Because the ER-2 was the perfect solution and the team was going to fly over the right storms, the researchers figured that if these phenomena were rare, they would see almost none at all. But if they were common, they would see a lot of things.

And they saw a lot.

Over the course of a month, the ER-2 made 10 flights over severe storms in the tropics south of Florida, and nine of them observed gamma radiation this summer, also more dynamic than expected.

“The dynamics of gamma-ray storm clouds clearly contradicts the old quasi-stationary picture of glows and instead resembles that of a huge boiling pot of gamma-ray radiation, both in pattern and behavior,” said Martino Marisaldi, professor of physics and technology at the University. from Bergen.

Given the size of a typical storm in the tropics, which is much larger than storms at other latitudes, this suggests that more than half of all storms in the tropics are radioactive. The researchers posit that this low output of gamma radiation acts like boiling steam in a pot of water and limits the amount of energy that can be stored inside.

The researchers were also excited to see many examples of intense, short-lived gamma-ray bursts from the same storms. Some of them looked precisely like those originally detected by NASA satellites.

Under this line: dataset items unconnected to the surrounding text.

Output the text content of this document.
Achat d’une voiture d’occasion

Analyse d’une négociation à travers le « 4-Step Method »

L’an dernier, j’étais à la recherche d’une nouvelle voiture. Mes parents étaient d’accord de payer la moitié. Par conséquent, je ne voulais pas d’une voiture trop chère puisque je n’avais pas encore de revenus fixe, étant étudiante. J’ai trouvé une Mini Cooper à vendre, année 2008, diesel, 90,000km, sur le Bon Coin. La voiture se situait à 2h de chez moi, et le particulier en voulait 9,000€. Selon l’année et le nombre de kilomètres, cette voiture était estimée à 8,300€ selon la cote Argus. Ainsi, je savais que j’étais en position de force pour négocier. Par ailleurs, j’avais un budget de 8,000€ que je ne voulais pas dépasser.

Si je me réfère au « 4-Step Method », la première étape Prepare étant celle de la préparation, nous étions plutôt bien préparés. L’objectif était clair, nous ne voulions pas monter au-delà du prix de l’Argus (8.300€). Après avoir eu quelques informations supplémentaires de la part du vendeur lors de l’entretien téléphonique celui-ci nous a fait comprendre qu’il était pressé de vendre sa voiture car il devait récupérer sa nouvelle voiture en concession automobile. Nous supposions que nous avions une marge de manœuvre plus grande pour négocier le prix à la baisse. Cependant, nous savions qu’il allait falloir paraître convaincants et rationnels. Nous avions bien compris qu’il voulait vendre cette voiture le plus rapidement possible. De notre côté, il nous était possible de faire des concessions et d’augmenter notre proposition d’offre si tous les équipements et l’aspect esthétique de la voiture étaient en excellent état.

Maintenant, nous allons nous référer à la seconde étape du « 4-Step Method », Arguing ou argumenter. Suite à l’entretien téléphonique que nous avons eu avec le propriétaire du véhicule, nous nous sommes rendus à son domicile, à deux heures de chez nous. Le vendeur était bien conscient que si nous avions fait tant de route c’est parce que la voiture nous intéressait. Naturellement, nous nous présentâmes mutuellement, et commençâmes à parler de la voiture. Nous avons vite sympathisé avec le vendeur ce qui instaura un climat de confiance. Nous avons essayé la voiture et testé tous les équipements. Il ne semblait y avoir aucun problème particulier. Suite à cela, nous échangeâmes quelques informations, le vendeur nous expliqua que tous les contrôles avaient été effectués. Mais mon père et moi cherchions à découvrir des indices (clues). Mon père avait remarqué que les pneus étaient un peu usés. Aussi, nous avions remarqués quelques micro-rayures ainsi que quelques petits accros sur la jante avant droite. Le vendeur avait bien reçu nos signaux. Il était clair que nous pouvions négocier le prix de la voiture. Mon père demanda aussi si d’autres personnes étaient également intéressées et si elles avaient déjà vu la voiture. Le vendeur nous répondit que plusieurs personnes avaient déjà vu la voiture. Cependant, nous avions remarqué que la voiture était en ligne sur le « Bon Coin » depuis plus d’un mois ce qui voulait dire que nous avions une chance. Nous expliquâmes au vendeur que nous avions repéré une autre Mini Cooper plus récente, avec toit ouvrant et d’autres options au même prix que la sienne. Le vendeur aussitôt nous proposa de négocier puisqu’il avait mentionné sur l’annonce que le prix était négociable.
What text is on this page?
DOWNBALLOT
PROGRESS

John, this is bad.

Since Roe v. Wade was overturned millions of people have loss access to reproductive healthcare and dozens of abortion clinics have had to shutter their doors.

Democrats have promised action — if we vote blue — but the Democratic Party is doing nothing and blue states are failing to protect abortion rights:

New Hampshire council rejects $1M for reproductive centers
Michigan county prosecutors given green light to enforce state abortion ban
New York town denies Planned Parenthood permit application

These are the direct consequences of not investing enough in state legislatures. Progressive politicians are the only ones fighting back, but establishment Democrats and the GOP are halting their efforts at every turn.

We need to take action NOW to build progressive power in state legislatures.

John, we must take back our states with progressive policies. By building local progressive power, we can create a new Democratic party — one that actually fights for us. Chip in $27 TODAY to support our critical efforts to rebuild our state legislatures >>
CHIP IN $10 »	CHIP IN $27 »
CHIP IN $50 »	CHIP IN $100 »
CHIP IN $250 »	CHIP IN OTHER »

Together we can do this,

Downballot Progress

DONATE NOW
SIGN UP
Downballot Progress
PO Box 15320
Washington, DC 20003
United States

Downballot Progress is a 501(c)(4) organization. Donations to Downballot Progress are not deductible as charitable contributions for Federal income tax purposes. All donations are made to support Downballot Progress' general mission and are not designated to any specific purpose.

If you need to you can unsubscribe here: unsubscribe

These almost always occurred in conjunction with an active lightning discharge.

This suggests that the large electric field created by lightning likely overcharges the already high-energy electrons, allowing them to create high-energy nuclear reactions.

But there were also at least two other types of short bursts of gamma radiation that had never been observed before. One type is incredibly short, less than a thousandth of a second, while the other is a sequence of about 10 individual bursts that repeat over a duration of about a tenth of a second.

“These two new forms of gamma radiation are what I find most interesting,” Cummer said. “They do not appear to be associated with the development of lightning. They emerge spontaneously in one way or another. The data suggests that they may in fact be linked to the processes that trigger lightning, which still remains a mystery to scientists. scientists.”

If there’s anyone worried about being turned into the Hulk by all that gamma radiation, Cummer added, they shouldn’t be. The amount of radiation produced would only be dangerous if a person or object was quite close to the original source.

“Radiation would be the least of your problems if you were there. Planes avoid flying into active storm cores because of the turbulence and extreme winds,” Cummer said. “Even knowing what we know now, I don’t worry about flying any more than I did before.”